WaPo Asks Williams Questions

As further proof that isolating a newspaper’s opinion editors from its reporting editors is a dumb idea, the Washington Post makes itself look silly with a new, but vacuous, editorial about Shawn Williams and his putative renewed candidacy to be chair of the Loudoun board. With utterly nothing new to add, the Post points its accusatory finger (the one belonging to someone named Editorial Board), and asks the following:

  • How many times was he arrested?
  • How many times was he convicted?
  • What was his blood-alcohol level in each of the incidents?
  • Did any accidents result from his conduct?
  • Any injuries?
  • When were the offenses, and have any of them occurred since he was elected to the county board in 2011?
  • When did the incidents with his wife and neighbor take place?
  • Has Mr. Williams asked that the police reports be made public?

One can easily imagine voters asking such questions. In a democracy that relies on a free press for information, one can just as easily imagine voters looking to the Post for answers. But, Mr. Board hasn’t got any, because the reporters work for someone else. Maybe that someone else has those reporters culling the public records right now. Maybe not. We don’t know, and neither does Editorial Board, because the opinion editors don’t do the journalism, and the journalists don’t write the editorials. Thus, the newspaper that broke the Watergate scandal can only ask what anyone can ask, on its editorial page, with no actual facts to add to the story.

Anyone can ask questions. That part’s easy. But when the questions come from a major news outlet like the Post, that outlet has a duty to get the answers. Alas, owing to the absurd notion that the people who report the facts ought not to be the ones who opine to us about them (as though forcing them to hide their biases equates to objectivity), Editorial Board–and the rest of us–may never actually get them.


Author: FirewallNOVA Left

I'm the voice from left of center at FirewallNOVA. Sometimes pretty far left, sometimes pretty close to center. Sometimes maybe not left of center at all. But, mostly, I'm a bleeding-heart liberal or, if not, the crowd on the other side tends to think I am. I can live with that.

2 thoughts on “WaPo Asks Williams Questions”

  1. Yes it does seem odd – if they wanted the information, and the information is out there, someone just needs to spend some time at the appropriate court clerk records offices, or online, depending on the jurisdiction and their record keeping. The list of questions could be the exact “shopping list” handed off to an investigative reporter.

    Apparently the Board person decided decided the opinion needed to be expressed ASAP.
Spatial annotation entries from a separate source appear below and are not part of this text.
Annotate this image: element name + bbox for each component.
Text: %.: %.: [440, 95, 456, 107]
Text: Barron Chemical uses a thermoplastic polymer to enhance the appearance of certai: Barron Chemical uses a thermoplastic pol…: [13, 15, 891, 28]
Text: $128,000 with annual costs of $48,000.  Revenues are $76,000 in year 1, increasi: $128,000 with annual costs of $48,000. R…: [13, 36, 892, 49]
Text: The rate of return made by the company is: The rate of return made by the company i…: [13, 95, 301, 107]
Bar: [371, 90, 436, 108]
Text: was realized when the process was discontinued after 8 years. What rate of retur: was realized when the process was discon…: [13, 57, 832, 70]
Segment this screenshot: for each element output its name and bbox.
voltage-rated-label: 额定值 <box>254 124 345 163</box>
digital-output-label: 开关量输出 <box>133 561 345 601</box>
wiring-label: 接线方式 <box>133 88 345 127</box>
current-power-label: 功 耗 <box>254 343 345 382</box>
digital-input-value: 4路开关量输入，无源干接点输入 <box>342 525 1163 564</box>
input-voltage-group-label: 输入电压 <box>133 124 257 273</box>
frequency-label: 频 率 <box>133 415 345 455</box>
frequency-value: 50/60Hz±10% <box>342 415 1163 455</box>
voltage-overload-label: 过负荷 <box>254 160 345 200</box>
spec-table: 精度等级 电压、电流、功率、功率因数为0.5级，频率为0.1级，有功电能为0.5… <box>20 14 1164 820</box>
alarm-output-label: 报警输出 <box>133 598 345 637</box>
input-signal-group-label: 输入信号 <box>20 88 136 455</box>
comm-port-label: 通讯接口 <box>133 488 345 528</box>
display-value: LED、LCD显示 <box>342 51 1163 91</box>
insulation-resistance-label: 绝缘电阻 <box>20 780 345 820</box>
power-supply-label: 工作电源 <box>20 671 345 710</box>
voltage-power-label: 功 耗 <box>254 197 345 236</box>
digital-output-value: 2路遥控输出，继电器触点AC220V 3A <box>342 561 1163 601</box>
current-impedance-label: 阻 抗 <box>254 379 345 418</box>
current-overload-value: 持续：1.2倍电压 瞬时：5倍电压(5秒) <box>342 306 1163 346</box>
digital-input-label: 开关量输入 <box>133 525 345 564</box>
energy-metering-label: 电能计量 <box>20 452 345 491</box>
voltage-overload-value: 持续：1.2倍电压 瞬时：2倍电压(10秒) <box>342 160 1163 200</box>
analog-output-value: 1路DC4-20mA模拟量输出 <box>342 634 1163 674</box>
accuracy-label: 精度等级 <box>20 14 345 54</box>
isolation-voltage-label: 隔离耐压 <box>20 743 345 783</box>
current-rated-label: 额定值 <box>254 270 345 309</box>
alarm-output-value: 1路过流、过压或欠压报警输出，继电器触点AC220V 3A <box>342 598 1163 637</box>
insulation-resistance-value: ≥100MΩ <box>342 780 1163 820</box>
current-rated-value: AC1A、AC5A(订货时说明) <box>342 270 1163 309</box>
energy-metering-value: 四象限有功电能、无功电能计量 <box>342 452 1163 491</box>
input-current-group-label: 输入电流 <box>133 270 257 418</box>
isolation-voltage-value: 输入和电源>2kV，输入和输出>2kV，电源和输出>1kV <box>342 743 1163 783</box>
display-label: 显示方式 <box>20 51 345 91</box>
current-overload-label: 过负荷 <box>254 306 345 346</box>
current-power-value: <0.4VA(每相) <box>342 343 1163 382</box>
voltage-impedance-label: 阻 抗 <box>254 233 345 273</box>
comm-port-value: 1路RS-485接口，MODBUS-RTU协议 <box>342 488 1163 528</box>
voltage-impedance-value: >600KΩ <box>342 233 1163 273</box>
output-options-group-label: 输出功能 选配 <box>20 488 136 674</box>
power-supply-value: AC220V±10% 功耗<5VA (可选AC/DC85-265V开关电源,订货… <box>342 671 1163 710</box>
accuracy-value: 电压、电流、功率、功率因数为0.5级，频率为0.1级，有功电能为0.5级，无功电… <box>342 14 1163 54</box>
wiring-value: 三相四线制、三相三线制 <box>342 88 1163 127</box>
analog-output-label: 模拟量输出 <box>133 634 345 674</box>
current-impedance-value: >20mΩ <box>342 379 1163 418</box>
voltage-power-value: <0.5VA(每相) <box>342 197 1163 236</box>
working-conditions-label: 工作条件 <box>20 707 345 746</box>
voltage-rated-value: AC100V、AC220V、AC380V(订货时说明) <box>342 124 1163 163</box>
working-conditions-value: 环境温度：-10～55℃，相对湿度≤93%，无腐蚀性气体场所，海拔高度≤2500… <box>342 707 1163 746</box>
  2. I think this illustrates the problem of having split editorial departments. The opinion editors have no say in what the reporters do. To me, that means their (the opinion editors’) views ain’t worth any more than anyone else’s. If I care what a newspaper editor thinks (and I’m not sure I do), I believe the reason I care is that they are in a position to be more informed than most of us. Beyond the reports we all get to see, they talk to the reporters. They see the full file behind a story. They might just know more than most of us are in a position to know. But, when the opinion editors are isolated from the reporting editors, what can they know that the rest of us don’t? I can read the newspapers (and other sources) as well as they can, so what possible reason do I have to care one iota about their opinions? In this particular case, they didn’t really even have opinions. They just had questions, which, if they had reporters working for them, they should have been answering, not asking. But they don’t, so this particular editorial of theirs was nothing more than literary pawing and snorting, imho.